We need to remember. It’s vitally important that our worship is rooted in the great acts of God in the past, because we are actually precariously close – closer than we might realize – to forgetting. Listen to this text from Judges 2 about the end of the life of one of God’s great leaders, Joshua son of Nun:

The people worshiped the Lord throughout Joshua’s lifetime and during the lifetimes of the elders who outlived Joshua. They had seen all the Lord’s great works he had done for Israel.

Joshua son of Nun, the servant of the Lord, died at the age of 110. They buried him in the territory of his inheritance, in Timnath-heres, in the hill country of Ephraim, north of Mount Gaash. That whole generation was also gathered to their ancestors. After them another generation rose up who did not know the Lord or the works he had done for Israel (Judges 2:8-10).

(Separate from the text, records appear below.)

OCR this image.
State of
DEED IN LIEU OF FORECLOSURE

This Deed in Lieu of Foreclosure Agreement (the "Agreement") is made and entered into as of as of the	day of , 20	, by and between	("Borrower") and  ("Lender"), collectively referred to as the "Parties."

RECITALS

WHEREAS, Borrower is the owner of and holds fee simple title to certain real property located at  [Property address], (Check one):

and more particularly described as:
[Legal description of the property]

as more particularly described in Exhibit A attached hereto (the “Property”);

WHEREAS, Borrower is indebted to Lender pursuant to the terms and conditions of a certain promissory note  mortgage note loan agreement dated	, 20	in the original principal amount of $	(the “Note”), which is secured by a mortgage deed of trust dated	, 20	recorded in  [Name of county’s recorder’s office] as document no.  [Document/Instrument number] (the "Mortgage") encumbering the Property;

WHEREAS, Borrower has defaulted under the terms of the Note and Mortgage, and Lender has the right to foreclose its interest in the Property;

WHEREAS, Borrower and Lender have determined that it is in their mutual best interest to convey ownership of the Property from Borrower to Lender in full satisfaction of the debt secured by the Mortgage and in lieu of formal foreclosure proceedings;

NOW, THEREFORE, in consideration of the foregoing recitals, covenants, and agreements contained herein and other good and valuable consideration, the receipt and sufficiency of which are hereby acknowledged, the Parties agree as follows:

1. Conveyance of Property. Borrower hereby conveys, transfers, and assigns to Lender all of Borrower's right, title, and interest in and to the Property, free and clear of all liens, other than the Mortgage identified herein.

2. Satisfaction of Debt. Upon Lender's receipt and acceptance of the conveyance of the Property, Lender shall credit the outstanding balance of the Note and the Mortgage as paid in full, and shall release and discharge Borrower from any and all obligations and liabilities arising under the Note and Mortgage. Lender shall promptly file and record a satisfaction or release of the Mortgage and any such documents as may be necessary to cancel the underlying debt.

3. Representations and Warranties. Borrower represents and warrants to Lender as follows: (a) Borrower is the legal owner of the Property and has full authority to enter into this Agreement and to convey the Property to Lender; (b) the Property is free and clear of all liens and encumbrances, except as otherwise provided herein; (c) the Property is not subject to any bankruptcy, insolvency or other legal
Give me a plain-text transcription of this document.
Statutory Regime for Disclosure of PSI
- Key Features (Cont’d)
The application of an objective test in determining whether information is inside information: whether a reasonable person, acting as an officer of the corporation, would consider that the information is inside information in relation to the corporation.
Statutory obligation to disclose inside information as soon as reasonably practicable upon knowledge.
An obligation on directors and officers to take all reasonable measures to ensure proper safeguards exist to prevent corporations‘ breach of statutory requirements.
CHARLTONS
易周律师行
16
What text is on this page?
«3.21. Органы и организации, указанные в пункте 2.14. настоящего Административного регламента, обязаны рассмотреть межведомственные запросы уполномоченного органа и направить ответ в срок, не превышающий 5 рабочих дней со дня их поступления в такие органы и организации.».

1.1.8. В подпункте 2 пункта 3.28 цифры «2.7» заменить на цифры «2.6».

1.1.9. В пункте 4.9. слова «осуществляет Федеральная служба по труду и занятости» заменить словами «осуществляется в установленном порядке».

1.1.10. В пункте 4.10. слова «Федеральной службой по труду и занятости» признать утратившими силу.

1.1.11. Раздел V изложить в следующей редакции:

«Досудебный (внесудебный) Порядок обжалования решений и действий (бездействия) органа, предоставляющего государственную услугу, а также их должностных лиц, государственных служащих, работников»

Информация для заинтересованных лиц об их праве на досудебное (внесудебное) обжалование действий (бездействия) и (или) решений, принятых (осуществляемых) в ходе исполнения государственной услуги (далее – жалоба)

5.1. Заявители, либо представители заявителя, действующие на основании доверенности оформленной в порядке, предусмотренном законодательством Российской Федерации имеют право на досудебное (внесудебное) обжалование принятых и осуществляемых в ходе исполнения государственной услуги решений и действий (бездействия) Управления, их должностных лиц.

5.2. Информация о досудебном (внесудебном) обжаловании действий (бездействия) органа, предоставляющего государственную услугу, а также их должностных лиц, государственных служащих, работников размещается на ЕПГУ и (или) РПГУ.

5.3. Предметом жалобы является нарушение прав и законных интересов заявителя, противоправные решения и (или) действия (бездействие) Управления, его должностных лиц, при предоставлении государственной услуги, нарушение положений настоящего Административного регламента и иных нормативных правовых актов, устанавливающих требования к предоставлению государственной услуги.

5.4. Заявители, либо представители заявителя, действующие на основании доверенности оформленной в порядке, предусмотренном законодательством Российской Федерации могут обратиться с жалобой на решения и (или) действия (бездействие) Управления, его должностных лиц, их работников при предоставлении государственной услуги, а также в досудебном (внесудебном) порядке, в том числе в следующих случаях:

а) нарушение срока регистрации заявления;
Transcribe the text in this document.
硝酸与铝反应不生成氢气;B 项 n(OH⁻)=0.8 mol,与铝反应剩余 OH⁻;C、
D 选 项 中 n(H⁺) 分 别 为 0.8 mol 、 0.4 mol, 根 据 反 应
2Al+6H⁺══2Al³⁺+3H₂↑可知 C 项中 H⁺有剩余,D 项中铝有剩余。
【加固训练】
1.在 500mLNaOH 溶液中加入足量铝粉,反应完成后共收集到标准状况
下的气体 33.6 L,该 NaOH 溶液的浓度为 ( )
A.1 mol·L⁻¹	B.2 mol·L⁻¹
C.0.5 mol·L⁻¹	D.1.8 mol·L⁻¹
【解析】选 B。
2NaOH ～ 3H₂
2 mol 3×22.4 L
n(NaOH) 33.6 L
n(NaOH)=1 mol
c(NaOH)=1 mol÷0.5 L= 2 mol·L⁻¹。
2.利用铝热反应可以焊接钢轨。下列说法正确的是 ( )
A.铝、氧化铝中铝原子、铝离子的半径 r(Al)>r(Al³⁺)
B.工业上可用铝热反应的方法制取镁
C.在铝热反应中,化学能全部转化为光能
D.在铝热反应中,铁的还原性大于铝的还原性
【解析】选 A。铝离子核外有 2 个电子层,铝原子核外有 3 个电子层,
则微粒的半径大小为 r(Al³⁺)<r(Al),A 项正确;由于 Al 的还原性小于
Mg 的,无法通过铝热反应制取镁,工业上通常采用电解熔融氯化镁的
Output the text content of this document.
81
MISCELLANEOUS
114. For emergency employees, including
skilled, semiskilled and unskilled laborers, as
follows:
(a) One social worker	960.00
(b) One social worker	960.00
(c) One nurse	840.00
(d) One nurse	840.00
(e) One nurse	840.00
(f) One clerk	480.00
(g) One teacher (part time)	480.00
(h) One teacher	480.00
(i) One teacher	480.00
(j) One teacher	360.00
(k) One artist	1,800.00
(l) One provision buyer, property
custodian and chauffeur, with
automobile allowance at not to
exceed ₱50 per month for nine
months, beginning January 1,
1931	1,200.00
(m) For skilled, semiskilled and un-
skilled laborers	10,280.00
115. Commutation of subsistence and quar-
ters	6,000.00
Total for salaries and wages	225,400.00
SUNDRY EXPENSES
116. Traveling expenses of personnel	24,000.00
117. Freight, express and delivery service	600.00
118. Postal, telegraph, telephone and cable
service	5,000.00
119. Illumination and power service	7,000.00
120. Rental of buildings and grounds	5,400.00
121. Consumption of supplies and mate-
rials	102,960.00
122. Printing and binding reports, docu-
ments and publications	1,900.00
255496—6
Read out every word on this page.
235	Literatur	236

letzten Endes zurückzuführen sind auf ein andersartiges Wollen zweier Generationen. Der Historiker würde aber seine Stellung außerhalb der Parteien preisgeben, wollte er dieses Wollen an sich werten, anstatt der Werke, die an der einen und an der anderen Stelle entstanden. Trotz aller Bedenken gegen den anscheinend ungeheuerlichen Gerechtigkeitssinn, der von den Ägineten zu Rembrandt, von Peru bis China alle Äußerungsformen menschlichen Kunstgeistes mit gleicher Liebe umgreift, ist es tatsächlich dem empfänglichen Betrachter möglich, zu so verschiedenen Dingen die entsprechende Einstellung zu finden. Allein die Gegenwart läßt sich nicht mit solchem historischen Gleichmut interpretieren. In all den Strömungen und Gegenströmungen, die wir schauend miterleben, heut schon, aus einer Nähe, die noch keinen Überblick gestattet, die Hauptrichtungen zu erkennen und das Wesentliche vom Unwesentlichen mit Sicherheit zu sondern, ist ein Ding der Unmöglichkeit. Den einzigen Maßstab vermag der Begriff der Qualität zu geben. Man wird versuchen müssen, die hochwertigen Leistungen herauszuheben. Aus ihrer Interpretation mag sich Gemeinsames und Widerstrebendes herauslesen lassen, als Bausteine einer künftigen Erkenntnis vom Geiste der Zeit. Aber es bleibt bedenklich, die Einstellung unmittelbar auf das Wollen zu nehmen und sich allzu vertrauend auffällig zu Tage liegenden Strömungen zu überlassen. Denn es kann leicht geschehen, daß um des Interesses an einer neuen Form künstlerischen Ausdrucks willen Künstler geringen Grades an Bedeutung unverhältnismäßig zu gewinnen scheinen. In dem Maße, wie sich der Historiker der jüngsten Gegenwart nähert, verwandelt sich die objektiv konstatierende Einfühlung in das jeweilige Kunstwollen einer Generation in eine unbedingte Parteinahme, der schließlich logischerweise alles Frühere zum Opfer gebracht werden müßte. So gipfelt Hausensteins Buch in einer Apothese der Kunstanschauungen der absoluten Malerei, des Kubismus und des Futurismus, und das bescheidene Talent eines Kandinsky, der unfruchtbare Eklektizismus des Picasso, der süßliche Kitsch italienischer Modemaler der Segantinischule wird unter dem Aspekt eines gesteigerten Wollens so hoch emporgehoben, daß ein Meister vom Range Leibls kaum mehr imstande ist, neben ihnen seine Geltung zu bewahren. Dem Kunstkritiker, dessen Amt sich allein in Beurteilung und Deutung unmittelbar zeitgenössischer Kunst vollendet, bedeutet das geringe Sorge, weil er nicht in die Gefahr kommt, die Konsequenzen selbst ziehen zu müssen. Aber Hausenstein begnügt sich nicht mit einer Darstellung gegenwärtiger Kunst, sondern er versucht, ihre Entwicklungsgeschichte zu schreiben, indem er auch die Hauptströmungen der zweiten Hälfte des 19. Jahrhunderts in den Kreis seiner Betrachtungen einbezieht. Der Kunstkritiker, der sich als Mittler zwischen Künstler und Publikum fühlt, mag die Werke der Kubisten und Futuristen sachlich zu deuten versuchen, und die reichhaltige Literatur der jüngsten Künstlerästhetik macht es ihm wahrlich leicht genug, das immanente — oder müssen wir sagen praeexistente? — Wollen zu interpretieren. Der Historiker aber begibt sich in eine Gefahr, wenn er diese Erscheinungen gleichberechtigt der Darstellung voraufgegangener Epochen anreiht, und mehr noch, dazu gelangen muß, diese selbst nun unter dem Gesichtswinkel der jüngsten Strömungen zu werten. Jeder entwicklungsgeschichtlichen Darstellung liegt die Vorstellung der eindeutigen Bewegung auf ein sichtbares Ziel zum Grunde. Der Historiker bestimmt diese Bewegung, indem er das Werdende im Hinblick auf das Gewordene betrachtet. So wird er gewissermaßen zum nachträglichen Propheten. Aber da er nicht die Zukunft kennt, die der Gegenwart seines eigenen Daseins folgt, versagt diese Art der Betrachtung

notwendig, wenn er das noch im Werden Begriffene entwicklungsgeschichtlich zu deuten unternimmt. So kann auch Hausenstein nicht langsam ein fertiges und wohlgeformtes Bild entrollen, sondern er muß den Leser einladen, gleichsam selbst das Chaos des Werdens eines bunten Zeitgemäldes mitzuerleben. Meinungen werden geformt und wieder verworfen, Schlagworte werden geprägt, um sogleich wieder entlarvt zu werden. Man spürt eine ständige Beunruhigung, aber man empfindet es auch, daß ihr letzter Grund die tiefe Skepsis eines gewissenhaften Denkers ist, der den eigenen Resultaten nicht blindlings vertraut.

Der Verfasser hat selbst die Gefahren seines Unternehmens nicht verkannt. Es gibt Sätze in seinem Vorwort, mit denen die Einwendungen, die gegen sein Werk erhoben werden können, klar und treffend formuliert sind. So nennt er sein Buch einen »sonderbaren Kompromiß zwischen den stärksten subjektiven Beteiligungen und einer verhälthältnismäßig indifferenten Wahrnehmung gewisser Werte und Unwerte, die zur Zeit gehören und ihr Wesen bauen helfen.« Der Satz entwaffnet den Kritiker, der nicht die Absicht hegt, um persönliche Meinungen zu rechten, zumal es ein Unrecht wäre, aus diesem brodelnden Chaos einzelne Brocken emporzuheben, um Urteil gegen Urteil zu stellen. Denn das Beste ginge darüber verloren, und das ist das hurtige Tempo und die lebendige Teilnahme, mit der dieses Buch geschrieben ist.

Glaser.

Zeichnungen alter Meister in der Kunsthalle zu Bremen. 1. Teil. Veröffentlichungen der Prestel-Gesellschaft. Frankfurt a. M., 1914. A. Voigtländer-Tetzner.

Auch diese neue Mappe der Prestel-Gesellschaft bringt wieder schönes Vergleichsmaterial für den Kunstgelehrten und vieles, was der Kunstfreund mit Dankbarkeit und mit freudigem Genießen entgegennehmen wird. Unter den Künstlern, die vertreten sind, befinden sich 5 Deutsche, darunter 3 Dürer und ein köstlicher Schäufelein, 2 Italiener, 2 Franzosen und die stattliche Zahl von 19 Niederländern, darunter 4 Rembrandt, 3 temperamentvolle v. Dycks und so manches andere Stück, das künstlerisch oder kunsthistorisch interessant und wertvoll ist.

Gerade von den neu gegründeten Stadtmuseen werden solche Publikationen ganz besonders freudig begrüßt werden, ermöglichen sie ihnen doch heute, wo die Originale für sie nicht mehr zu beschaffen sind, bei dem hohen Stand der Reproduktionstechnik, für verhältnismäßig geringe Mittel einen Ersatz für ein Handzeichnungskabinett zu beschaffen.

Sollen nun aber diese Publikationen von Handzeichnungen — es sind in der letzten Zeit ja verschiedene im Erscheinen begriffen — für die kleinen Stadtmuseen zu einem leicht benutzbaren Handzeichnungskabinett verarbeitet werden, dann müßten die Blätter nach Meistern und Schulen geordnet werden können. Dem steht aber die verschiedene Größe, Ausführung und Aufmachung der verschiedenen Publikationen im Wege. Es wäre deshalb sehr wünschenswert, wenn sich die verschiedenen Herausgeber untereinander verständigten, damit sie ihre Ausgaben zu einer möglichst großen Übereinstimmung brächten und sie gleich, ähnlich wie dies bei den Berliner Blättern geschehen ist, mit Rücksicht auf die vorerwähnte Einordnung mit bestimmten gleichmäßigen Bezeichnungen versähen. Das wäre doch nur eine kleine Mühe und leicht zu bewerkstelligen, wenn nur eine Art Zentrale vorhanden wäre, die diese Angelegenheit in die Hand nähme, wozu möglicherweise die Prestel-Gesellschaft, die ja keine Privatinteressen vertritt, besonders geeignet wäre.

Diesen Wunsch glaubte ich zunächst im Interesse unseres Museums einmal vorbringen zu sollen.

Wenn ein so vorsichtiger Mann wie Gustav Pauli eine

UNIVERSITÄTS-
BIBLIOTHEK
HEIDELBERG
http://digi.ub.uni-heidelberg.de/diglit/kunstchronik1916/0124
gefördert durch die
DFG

It’s staggering, isn’t it? During Joshua’s lifetime, the people worshiped faithfully, having their worship formed by their past. But they were only one generation away from forgetting all God had done, and therefore the Lord Himself. This is what happens when our worship is not rooted and formed by the past.

That does not mean we only sing old songs. But it does mean that when we sing, we sing with the aim of remembering old truths. We should care deeply about the substance of what we’re singing, for when we sing, we should always be recounting the old, old story of a Savior who came from glory. Who gave His life on Calvary to save a wretch like me. This is the greatest act of God. This is ultimately what all our worship should be rooted and formed by – recalling, remembering, and retelling the story of the gospel of Jesus Christ.

Our worship is formed by the past. But our worship shapes the present. Here’s what I DON’T mean by that – I don’t mean that we can somehow praise something into existence. That we can sing songs about victory and all our circumstantial problems will go away. This is not some name it and claim it worship methodology. What I mean is that when we sing, our understanding and perspective on the present is shaped.

Notice that verse 1 tells us that we should sing a new song to the Lord. This Psalm is part of a group of psalms that were sung to give praise to God as King. They’re sometimes called coronation psalms. And when these songs were sung at specific times in the calendar, there would be new songs composed.

That doesn’t mean that we need to write a new song every Sunday for worship; but it does bring a sense of freshness and present tense to worship. And we need our present to be formed by worship because we are emotional beings. God made us that way. The problem is that our emotions are corrupted by sin, just as every part of us is. That means that you cannot trust your heart, just like I cannot trust mine.

Most of us do, though. If you think of your life like a locomotive, for most of us, the engine at the front of our lives is our feelings. That’s what pulls us along. So we eat what we want, we date who we want, we do what we want, and then when we stop wanting that thing or person, we just trade that thing or person for someone else.

We have to come to the point where the engine of our lives is not our feelings; it’s our faith. That means regardless of what we feel, we act and make decisions based on what we know by faith. And worship can actually help us do that in the present.

Worship, particularly worship through song, helps to bridge our emotions with our knowledge; our hearts with our heads. When we sing what is true about God, about Jesus, about the future – we are telling our souls who is the boss. We are not just giving praise to God, we are instructing our souls how to feel. We are aligning ourselves with what is true, regardless of what we feel.

So you might go to church this weekend not feeling like singing at all. You might go there all different kinds of circumstances that are weighing you down. Causing you sorrow. Bringing you anxiety and grief. The moment when you don’t feel like singing is precisely the moment you should be. It’s because singing in worship is one of the ways our perspective on our present is shaped by the truth.